1- Ketogenez ve Keton Organları:
Glikoz az olduğunda vücut enerji ihtiyacını karşılamak için yağ rezervlerine yönelir. Karaciğerde yağ asitlerinin parçalanması süreci, asetoasetat, beta-hidroksibutirat ve asetonu içeren keton cisimlerinin üretimiyle sonuçlanır. Bu ketonlar daha sonra beyin de dahil olmak üzere çeşitli dokular tarafından alternatif bir yakıt kaynağı olarak kullanılabilir.
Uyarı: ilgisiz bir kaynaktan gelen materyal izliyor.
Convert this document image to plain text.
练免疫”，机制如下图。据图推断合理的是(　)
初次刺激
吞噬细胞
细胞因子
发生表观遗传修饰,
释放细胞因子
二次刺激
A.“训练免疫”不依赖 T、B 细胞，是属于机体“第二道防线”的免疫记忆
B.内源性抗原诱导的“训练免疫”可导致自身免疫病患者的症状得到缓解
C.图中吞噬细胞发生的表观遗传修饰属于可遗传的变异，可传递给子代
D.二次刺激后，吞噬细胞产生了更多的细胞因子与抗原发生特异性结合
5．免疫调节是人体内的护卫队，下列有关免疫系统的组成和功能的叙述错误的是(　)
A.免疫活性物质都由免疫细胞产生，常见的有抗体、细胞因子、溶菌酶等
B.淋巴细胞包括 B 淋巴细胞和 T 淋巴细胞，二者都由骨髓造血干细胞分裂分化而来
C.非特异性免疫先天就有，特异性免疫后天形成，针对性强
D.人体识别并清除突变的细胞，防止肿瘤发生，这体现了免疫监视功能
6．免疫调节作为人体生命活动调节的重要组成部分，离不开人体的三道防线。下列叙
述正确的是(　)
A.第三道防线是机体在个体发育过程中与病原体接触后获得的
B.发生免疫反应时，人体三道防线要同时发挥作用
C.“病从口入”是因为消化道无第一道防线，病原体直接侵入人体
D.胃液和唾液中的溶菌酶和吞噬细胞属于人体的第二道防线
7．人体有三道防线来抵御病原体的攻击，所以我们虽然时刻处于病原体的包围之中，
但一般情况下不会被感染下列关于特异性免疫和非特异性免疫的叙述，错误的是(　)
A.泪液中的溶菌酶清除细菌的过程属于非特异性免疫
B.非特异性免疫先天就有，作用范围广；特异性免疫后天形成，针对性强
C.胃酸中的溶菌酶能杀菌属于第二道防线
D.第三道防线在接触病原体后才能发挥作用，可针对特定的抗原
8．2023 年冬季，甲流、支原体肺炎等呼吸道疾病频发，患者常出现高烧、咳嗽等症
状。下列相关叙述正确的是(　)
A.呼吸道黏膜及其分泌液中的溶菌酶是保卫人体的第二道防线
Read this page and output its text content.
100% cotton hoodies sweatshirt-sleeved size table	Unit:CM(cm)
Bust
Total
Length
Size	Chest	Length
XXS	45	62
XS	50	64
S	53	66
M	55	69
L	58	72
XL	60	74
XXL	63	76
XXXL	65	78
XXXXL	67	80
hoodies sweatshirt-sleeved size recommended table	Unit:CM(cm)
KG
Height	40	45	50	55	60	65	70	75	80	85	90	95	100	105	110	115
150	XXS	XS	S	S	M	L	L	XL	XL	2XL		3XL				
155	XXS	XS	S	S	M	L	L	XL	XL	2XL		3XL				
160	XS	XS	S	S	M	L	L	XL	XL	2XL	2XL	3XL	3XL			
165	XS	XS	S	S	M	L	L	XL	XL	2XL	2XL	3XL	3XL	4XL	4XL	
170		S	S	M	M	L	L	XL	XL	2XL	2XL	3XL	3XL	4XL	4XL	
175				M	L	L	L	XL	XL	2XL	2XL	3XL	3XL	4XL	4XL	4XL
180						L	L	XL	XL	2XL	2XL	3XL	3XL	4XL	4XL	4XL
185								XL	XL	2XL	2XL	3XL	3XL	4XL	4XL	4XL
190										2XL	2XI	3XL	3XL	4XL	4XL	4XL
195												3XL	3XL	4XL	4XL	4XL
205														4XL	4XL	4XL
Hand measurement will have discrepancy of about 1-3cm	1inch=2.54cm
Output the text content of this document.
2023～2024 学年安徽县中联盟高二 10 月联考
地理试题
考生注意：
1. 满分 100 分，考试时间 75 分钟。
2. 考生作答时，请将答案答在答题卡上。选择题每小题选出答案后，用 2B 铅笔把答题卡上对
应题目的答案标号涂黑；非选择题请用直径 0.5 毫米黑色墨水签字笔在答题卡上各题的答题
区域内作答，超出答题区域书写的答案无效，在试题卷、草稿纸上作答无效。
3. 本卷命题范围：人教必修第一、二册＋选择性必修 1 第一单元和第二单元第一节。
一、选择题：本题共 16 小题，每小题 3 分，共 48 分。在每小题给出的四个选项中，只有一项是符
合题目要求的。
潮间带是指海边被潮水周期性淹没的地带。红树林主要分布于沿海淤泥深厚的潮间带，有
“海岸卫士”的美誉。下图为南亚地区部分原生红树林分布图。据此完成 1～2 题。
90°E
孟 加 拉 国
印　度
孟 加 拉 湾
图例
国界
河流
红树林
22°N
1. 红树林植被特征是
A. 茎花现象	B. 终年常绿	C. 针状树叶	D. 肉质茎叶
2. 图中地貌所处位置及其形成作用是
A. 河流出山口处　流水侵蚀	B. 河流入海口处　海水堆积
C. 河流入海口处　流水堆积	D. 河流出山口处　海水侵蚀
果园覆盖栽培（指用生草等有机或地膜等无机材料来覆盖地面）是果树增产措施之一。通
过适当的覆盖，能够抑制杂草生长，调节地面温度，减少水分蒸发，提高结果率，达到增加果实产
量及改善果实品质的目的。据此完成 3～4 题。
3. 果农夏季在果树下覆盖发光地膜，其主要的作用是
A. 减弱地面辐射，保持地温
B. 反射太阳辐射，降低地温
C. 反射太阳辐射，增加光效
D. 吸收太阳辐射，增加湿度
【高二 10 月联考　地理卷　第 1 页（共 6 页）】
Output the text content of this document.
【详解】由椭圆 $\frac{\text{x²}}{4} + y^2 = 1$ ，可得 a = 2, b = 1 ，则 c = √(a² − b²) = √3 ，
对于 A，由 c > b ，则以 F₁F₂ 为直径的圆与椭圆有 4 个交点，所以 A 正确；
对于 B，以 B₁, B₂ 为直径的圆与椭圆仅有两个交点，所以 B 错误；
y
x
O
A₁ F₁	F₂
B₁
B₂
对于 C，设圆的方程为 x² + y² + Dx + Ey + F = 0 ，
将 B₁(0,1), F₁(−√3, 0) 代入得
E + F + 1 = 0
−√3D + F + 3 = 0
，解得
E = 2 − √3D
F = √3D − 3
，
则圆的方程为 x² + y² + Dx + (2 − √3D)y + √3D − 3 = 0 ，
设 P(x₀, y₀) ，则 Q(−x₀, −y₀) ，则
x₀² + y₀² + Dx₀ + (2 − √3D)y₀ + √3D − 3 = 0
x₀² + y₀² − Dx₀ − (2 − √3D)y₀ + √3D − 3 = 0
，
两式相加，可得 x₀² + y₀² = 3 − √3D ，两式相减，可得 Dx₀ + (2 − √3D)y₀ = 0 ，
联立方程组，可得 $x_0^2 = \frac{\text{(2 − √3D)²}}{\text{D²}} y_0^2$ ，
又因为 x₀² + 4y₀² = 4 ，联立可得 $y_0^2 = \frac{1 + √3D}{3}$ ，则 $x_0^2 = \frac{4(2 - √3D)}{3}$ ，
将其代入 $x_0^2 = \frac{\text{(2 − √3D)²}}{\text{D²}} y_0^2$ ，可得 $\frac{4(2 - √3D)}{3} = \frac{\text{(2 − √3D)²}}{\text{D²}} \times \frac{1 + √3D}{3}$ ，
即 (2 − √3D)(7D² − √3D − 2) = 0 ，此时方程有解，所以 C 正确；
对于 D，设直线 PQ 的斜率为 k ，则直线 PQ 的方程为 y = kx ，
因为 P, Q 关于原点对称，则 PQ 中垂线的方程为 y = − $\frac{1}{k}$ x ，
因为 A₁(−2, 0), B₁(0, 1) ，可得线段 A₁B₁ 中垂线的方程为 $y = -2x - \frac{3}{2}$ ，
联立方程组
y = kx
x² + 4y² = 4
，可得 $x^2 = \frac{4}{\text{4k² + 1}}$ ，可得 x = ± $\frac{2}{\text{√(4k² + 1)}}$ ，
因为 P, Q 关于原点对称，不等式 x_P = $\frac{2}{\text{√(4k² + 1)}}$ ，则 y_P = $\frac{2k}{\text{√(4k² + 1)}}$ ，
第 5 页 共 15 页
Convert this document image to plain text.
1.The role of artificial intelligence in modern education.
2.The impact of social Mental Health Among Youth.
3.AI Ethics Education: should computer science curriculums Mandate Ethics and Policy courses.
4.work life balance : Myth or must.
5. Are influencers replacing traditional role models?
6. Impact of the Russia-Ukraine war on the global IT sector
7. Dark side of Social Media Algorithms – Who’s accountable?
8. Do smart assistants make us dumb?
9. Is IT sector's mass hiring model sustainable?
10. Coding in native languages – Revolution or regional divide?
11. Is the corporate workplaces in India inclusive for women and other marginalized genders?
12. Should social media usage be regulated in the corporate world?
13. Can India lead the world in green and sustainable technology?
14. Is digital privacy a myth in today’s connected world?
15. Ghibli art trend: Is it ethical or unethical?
2- Keton Atılımı ve Düşük pH:
Keton cisimleri aşırı üretildiğinden kanda birikmeye başlar ve sonunda idrara karışabilir. İdrarda ketonların varlığı ketonüri olarak bilinir. Ketonlar idrarla atıldığında idrarın pH'ını düşürerek asidik idrar oluşmasına neden olurlar. Bunun nedeni, ketonların doğası gereği asidik olması ve idrarın alkalinitesini azaltabilmesidir.
İdrarda ketonların ve asidik idrarın varlığının, özellikle başlangıç aşamalarında, açlığa veya düşük karbonhidratlı diyete verilen normal bir tepki olabileceğini belirtmekte fayda var. Bununla birlikte, kalıcı ketonüri veya önemli ölçüde düşük idrar pH'ı, özellikle ek semptomların eşlik etmesi veya bireyin altta yatan sağlık sorunlarının olması durumunda tıbbi değerlendirme gerektirebilir.
Keton varlığı veya idrarınızın pH'ı konusunda endişeleriniz varsa, doğru değerlendirme ve rehberlik için bir sağlık uzmanına danışmanız önerilir.